No offense to the low-carb folks - and I know these regimes work really well for some folks - but beans are wonderful food. Yes, like many other foods, they contain a mixture of carbs and proteins. And also various vitamins, and minerals, and antioxidants. And they come in so many varieties, and are so versatile, and tasty.

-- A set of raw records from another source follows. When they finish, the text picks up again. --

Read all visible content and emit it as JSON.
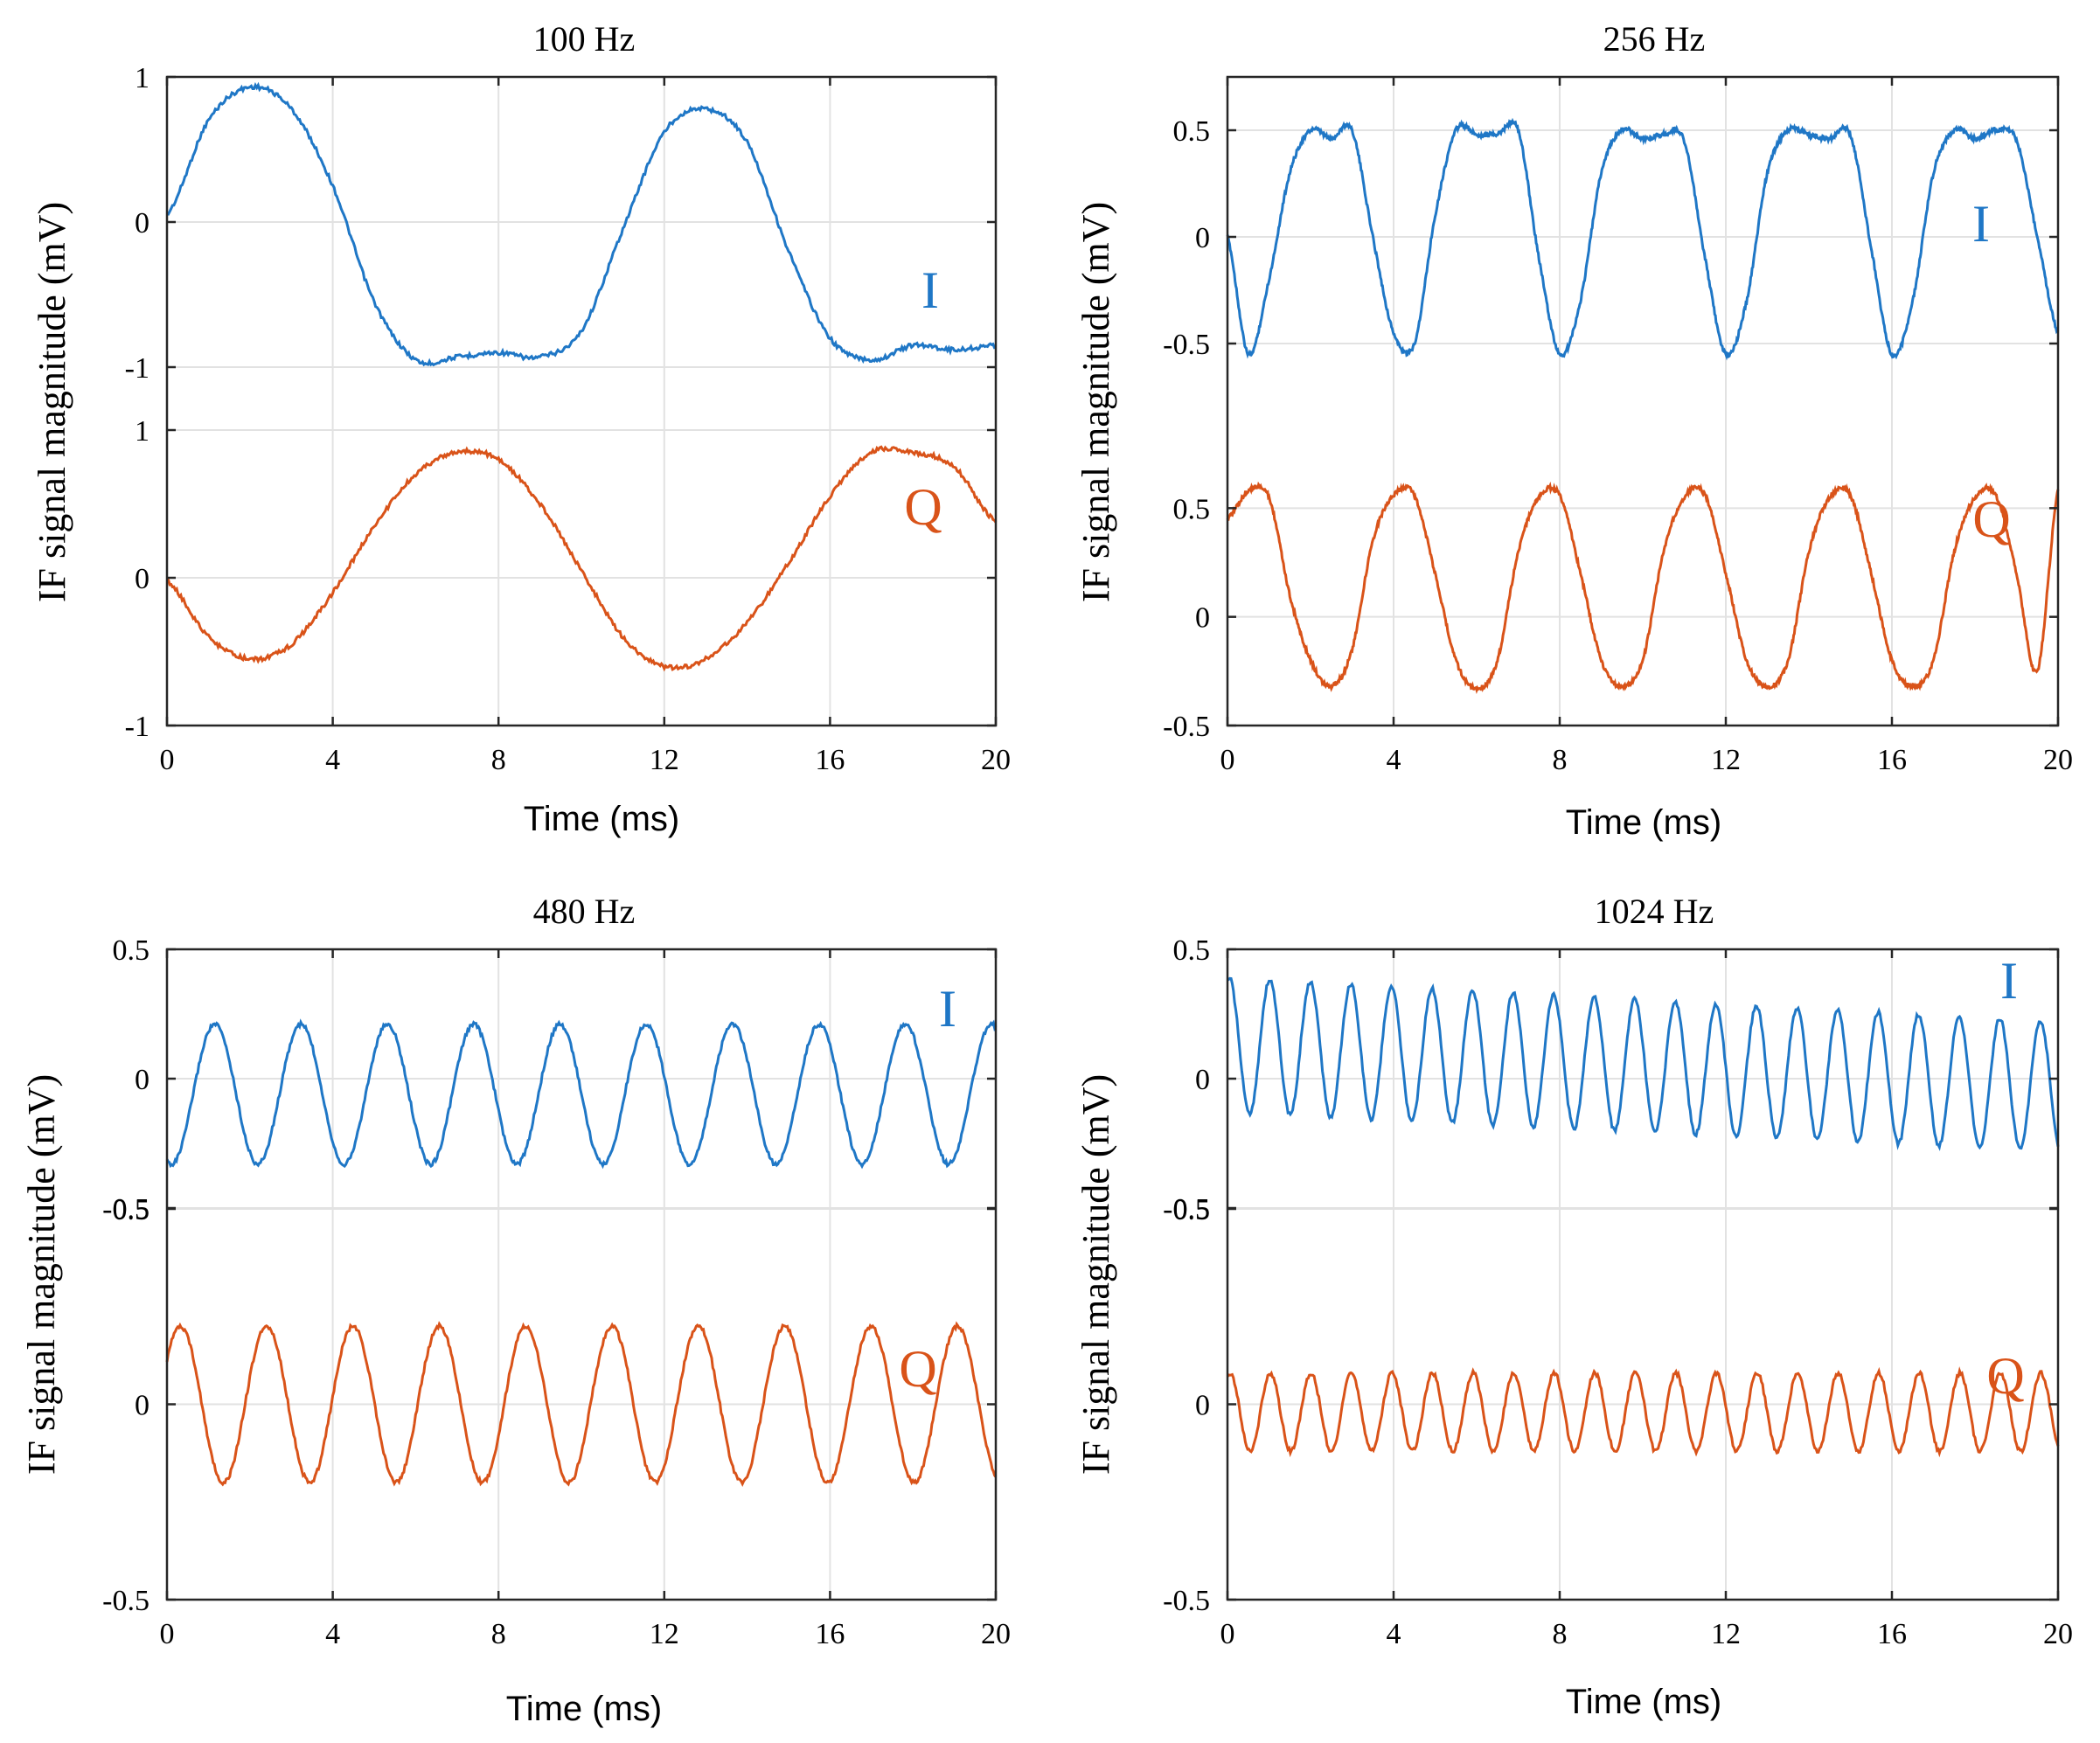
{
  "figure": {
    "background": "#ffffff"
  },
  "style": {
    "i_color": "#1f77c6",
    "q_color": "#d95319",
    "grid_color": "#e2e2e2",
    "axis_color": "#262626"
  },
  "chart_data": [
    {
      "type": "line",
      "title": "100 Hz",
      "xlabel": "Time (ms)",
      "ylabel": "IF signal magnitude (mV)",
      "xlim": [
        0,
        20
      ],
      "xticks": [
        0,
        4,
        8,
        12,
        16,
        20
      ],
      "xtick_labels": [
        "0",
        "4",
        "8",
        "12",
        "16",
        "20"
      ],
      "upper_ylim": [
        -1,
        1
      ],
      "upper_yticks": [
        -1,
        0,
        1
      ],
      "upper_ytick_labels": [
        "-1",
        "0",
        "1"
      ],
      "lower_ylim": [
        -1,
        1
      ],
      "lower_yticks": [
        -1,
        0,
        1
      ],
      "lower_ytick_labels": [
        "-1",
        "0",
        "1"
      ],
      "series": [
        {
          "name": "I",
          "label": "I",
          "x": [
            0,
            1,
            2,
            3,
            4,
            5,
            6,
            7,
            8,
            9,
            10,
            11,
            12,
            13,
            14,
            15,
            16,
            17,
            18,
            19,
            20
          ],
          "y": [
            0.05,
            0.7,
            0.93,
            0.78,
            0.25,
            -0.55,
            -0.95,
            -0.93,
            -0.9,
            -0.93,
            -0.75,
            -0.05,
            0.62,
            0.78,
            0.55,
            -0.2,
            -0.8,
            -0.95,
            -0.85,
            -0.88,
            -0.85
          ]
        },
        {
          "name": "Q",
          "label": "Q",
          "x": [
            0,
            1,
            2,
            3,
            4,
            5,
            6,
            7,
            8,
            9,
            10,
            11,
            12,
            13,
            14,
            15,
            16,
            17,
            18,
            19,
            20
          ],
          "y": [
            -0.02,
            -0.4,
            -0.55,
            -0.45,
            -0.1,
            0.35,
            0.7,
            0.85,
            0.8,
            0.5,
            0.05,
            -0.4,
            -0.6,
            -0.55,
            -0.3,
            0.1,
            0.55,
            0.85,
            0.85,
            0.75,
            0.38
          ]
        }
      ]
    },
    {
      "type": "line",
      "title": "256 Hz",
      "xlabel": "Time (ms)",
      "ylabel": "IF signal magnitude (mV)",
      "xlim": [
        0,
        20
      ],
      "xticks": [
        0,
        4,
        8,
        12,
        16,
        20
      ],
      "xtick_labels": [
        "0",
        "4",
        "8",
        "12",
        "16",
        "20"
      ],
      "upper_ylim": [
        -0.75,
        0.75
      ],
      "upper_yticks": [
        -0.5,
        0,
        0.5
      ],
      "upper_ytick_labels": [
        "-0.5",
        "0",
        "0.5"
      ],
      "lower_ylim": [
        -0.5,
        1.0
      ],
      "lower_yticks": [
        -0.5,
        0,
        0.5
      ],
      "lower_ytick_labels": [
        "-0.5",
        "0",
        "0.5"
      ],
      "series": [
        {
          "name": "I",
          "label": "I",
          "x": [
            0,
            0.5,
            1,
            1.5,
            2,
            2.5,
            3,
            3.5,
            4,
            4.5,
            5,
            5.5,
            6,
            6.5,
            7,
            7.5,
            8,
            8.5,
            9,
            9.5,
            10,
            10.5,
            11,
            11.5,
            12,
            12.5,
            13,
            13.5,
            14,
            14.5,
            15,
            15.5,
            16,
            16.5,
            17,
            17.5,
            18,
            18.5,
            19,
            19.5,
            20
          ],
          "y": [
            0.0,
            -0.55,
            -0.2,
            0.3,
            0.5,
            0.46,
            0.5,
            0.0,
            -0.45,
            -0.5,
            0.1,
            0.5,
            0.48,
            0.48,
            0.5,
            -0.1,
            -0.55,
            -0.3,
            0.3,
            0.5,
            0.46,
            0.48,
            0.45,
            -0.1,
            -0.55,
            -0.3,
            0.3,
            0.5,
            0.48,
            0.46,
            0.48,
            -0.05,
            -0.55,
            -0.3,
            0.3,
            0.5,
            0.46,
            0.5,
            0.45,
            0.0,
            -0.45
          ]
        },
        {
          "name": "Q",
          "label": "Q",
          "x": [
            0,
            0.5,
            1,
            1.5,
            2,
            2.5,
            3,
            3.5,
            4,
            4.5,
            5,
            5.5,
            6,
            6.5,
            7,
            7.5,
            8,
            8.5,
            9,
            9.5,
            10,
            10.5,
            11,
            11.5,
            12,
            12.5,
            13,
            13.5,
            14,
            14.5,
            15,
            15.5,
            16,
            16.5,
            17,
            17.5,
            18,
            18.5,
            19,
            19.5,
            20
          ],
          "y": [
            0.45,
            0.58,
            0.55,
            0.1,
            -0.2,
            -0.32,
            -0.15,
            0.35,
            0.56,
            0.56,
            0.2,
            -0.2,
            -0.33,
            -0.2,
            0.3,
            0.55,
            0.56,
            0.2,
            -0.2,
            -0.32,
            -0.2,
            0.3,
            0.55,
            0.56,
            0.2,
            -0.2,
            -0.32,
            -0.2,
            0.3,
            0.55,
            0.56,
            0.2,
            -0.2,
            -0.32,
            -0.2,
            0.3,
            0.55,
            0.56,
            0.2,
            -0.25,
            0.58
          ]
        }
      ]
    },
    {
      "type": "line",
      "title": "480 Hz",
      "xlabel": "Time (ms)",
      "ylabel": "IF signal magnitude (mV)",
      "xlim": [
        0,
        20
      ],
      "xticks": [
        0,
        4,
        8,
        12,
        16,
        20
      ],
      "xtick_labels": [
        "0",
        "4",
        "8",
        "12",
        "16",
        "20"
      ],
      "upper_ylim": [
        -0.5,
        0.5
      ],
      "upper_yticks": [
        -0.5,
        0,
        0.5
      ],
      "upper_ytick_labels": [
        "-0.5",
        "0",
        "0.5"
      ],
      "lower_ylim": [
        -0.5,
        0.5
      ],
      "lower_yticks": [
        -0.5,
        0,
        0.5
      ],
      "lower_ytick_labels": [
        "-0.5",
        "0",
        "0.5"
      ],
      "series": [
        {
          "name": "I",
          "label": "I",
          "kind": "sine",
          "freq_per_ms": 0.48,
          "offset": -0.06,
          "amplitude": 0.27,
          "phase": -1.9
        },
        {
          "name": "Q",
          "label": "Q",
          "kind": "sine",
          "freq_per_ms": 0.48,
          "offset": 0.0,
          "amplitude": 0.2,
          "phase": 0.6
        }
      ]
    },
    {
      "type": "line",
      "title": "1024 Hz",
      "xlabel": "Time (ms)",
      "ylabel": "IF signal magnitude (mV)",
      "xlim": [
        0,
        20
      ],
      "xticks": [
        0,
        4,
        8,
        12,
        16,
        20
      ],
      "xtick_labels": [
        "0",
        "4",
        "8",
        "12",
        "16",
        "20"
      ],
      "upper_ylim": [
        -0.5,
        0.5
      ],
      "upper_yticks": [
        -0.5,
        0,
        0.5
      ],
      "upper_ytick_labels": [
        "-0.5",
        "0",
        "0.5"
      ],
      "lower_ylim": [
        -0.5,
        0.5
      ],
      "lower_yticks": [
        -0.5,
        0,
        0.5
      ],
      "lower_ytick_labels": [
        "-0.5",
        "0",
        "0.5"
      ],
      "series": [
        {
          "name": "I",
          "label": "I",
          "kind": "sine",
          "freq_per_ms": 1.024,
          "offset_start": 0.13,
          "offset_end": -0.03,
          "amplitude_start": 0.26,
          "amplitude_end": 0.25,
          "phase": 1.3
        },
        {
          "name": "Q",
          "label": "Q",
          "kind": "sine",
          "freq_per_ms": 1.024,
          "offset": -0.02,
          "amplitude": 0.1,
          "phase": 1.2
        }
      ]
    }
  ]
}
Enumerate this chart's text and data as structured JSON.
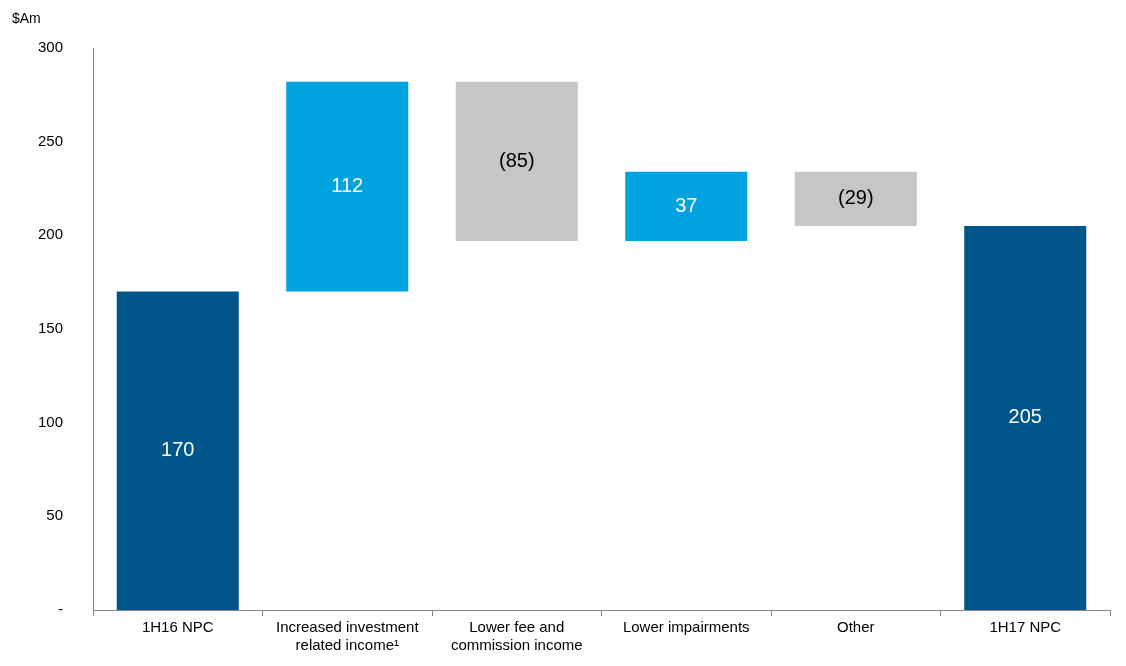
{
  "chart_data": {
    "type": "bar",
    "ylabel": "$Am",
    "categories": [
      "1H16 NPC",
      "Increased investment related income¹",
      "Lower fee and commission income",
      "Lower impairments",
      "Other",
      "1H17 NPC"
    ],
    "values": [
      170,
      112,
      -85,
      37,
      -29,
      205
    ],
    "base": [
      0,
      170,
      282,
      197,
      234,
      0
    ],
    "colors": [
      "#00558b",
      "#00a3e0",
      "#c6c6c7",
      "#00a3e0",
      "#c6c6c7",
      "#00558b"
    ],
    "value_labels": [
      "170",
      "112",
      "(85)",
      "37",
      "(29)",
      "205"
    ],
    "ylim": [
      0,
      300
    ],
    "yticks": [
      {
        "value": 0,
        "label": "-"
      },
      50,
      100,
      150,
      200,
      250,
      300
    ],
    "grid": false,
    "legend": false
  }
}
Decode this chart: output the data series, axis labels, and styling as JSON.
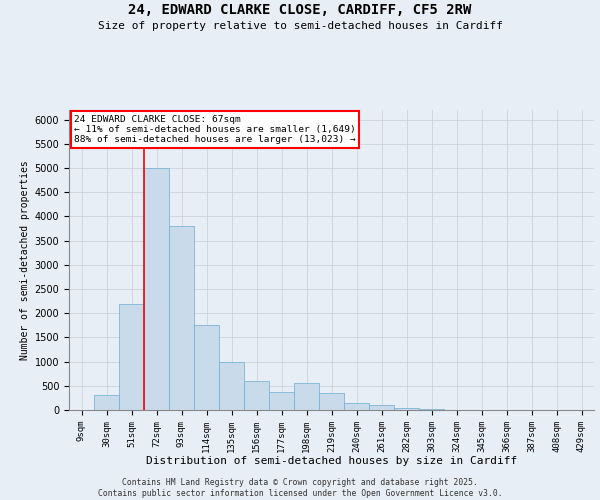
{
  "title_line1": "24, EDWARD CLARKE CLOSE, CARDIFF, CF5 2RW",
  "title_line2": "Size of property relative to semi-detached houses in Cardiff",
  "xlabel": "Distribution of semi-detached houses by size in Cardiff",
  "ylabel": "Number of semi-detached properties",
  "categories": [
    "9sqm",
    "30sqm",
    "51sqm",
    "72sqm",
    "93sqm",
    "114sqm",
    "135sqm",
    "156sqm",
    "177sqm",
    "198sqm",
    "219sqm",
    "240sqm",
    "261sqm",
    "282sqm",
    "303sqm",
    "324sqm",
    "345sqm",
    "366sqm",
    "387sqm",
    "408sqm",
    "429sqm"
  ],
  "values": [
    5,
    300,
    2200,
    5000,
    3800,
    1750,
    1000,
    600,
    380,
    550,
    350,
    150,
    100,
    50,
    30,
    10,
    5,
    5,
    5,
    5,
    3
  ],
  "bar_color": "#c9daea",
  "bar_edge_color": "#6aaed6",
  "property_line_bin": 3,
  "property_sqm": 67,
  "pct_smaller": 11,
  "count_smaller": 1649,
  "pct_larger": 88,
  "count_larger": 13023,
  "annotation_box_color": "#ff0000",
  "annotation_fill": "#ffffff",
  "grid_color": "#c8d4e0",
  "bg_color": "#e8eef5",
  "ylim": [
    0,
    6200
  ],
  "yticks": [
    0,
    500,
    1000,
    1500,
    2000,
    2500,
    3000,
    3500,
    4000,
    4500,
    5000,
    5500,
    6000
  ],
  "footer_line1": "Contains HM Land Registry data © Crown copyright and database right 2025.",
  "footer_line2": "Contains public sector information licensed under the Open Government Licence v3.0."
}
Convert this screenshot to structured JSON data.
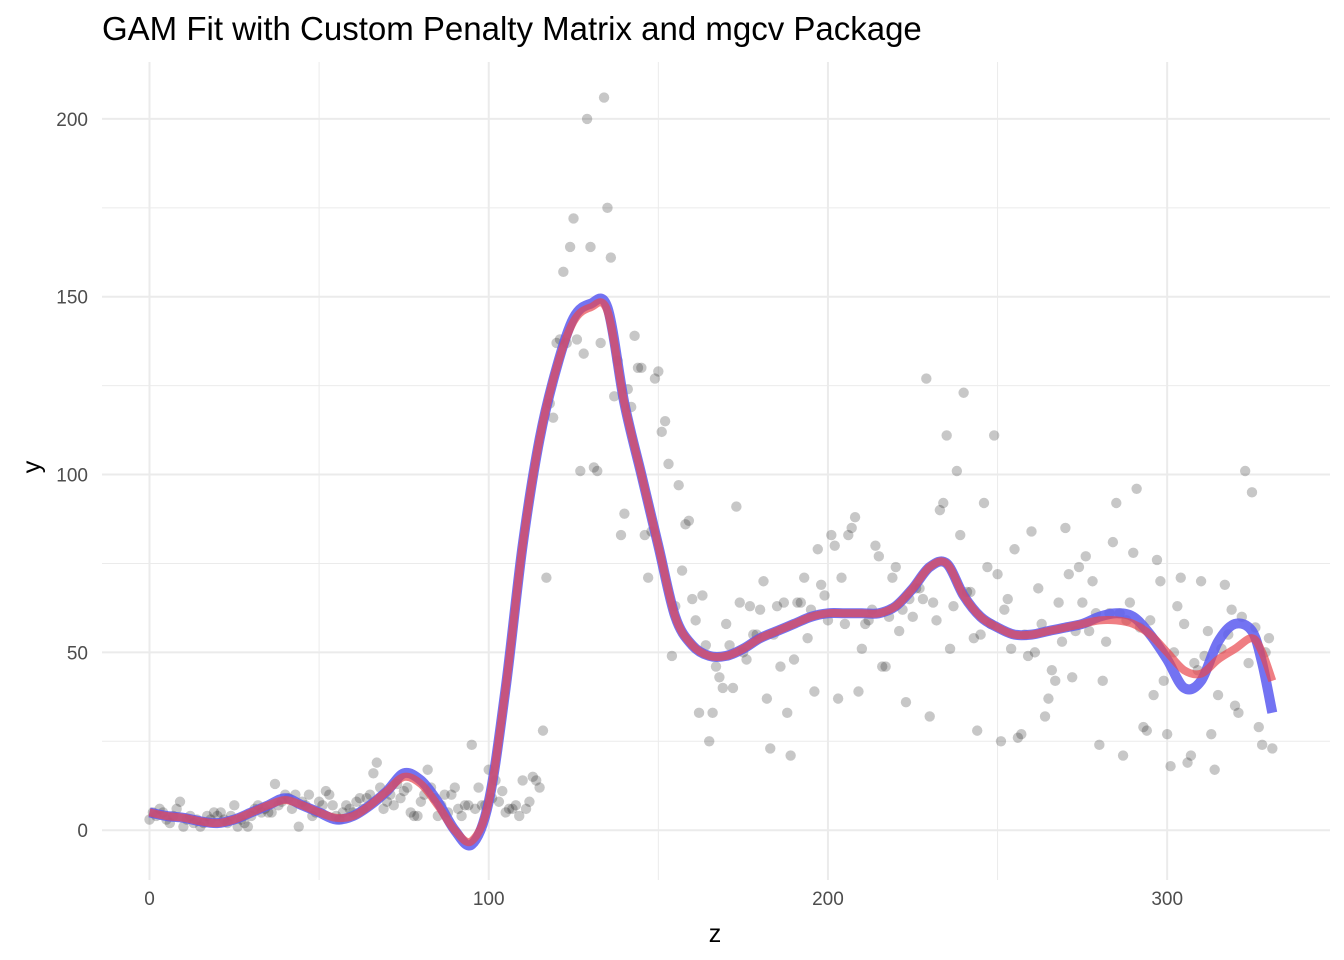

The other common complaint against beans is their contribution to, well, the air quality in the room. Many folks suffer from flatulence after eating beans, particularly the larger varieties. Several pieces of advice have been offered for this solution; eating only fermented beans, soaking the beans well before cooking them (always a good idea as it shortens the cooking time), taking enzymes with the beans. I find that what works for me is, usually, eating beans on their own, or, if absolutely necessary, with just one type of whole grain. Combining beans with grains works better with the smaller types of beans, like lentils, mung beans and azuki beans; the larger ones I try to eat by themselves.
The following soup - all complete with this week's selection of chubeza vegetables - is a great showcase for a tiny red bean - the azuki bean. Used extensively in Asian cooking as sweet red bean paste, azuki is rich in protein, as well as in iron, calcium and potassium (good for foot cramps). This nontraditional way of serving it has a soothing, earthy flavor, and works on its own as a soup or a hearty stew.
Azuki Bean Soup
2 cups azuki beans, preferrably pre-soaked in water for about 2-3 hours
2 quarts of water or vegetable broth
1 garlic bulb
2 bay leaves
optional: 2 tablespoons of miso soup
If beans have been soaked, discard the water. Slice all vegetables into large, rustic cubes. Place them in a big pot with the water or vegetable broth, garlic and bay leaves, and bring to a boil. Then, cover the pot and let simmer for about an hour. If you wish, mix in two heaping tablespoons of miso at the end of cooking. If not sensitive to food combinations or wheat, eat with thick slices of whole wheat bread, or on top of mashed potatoes.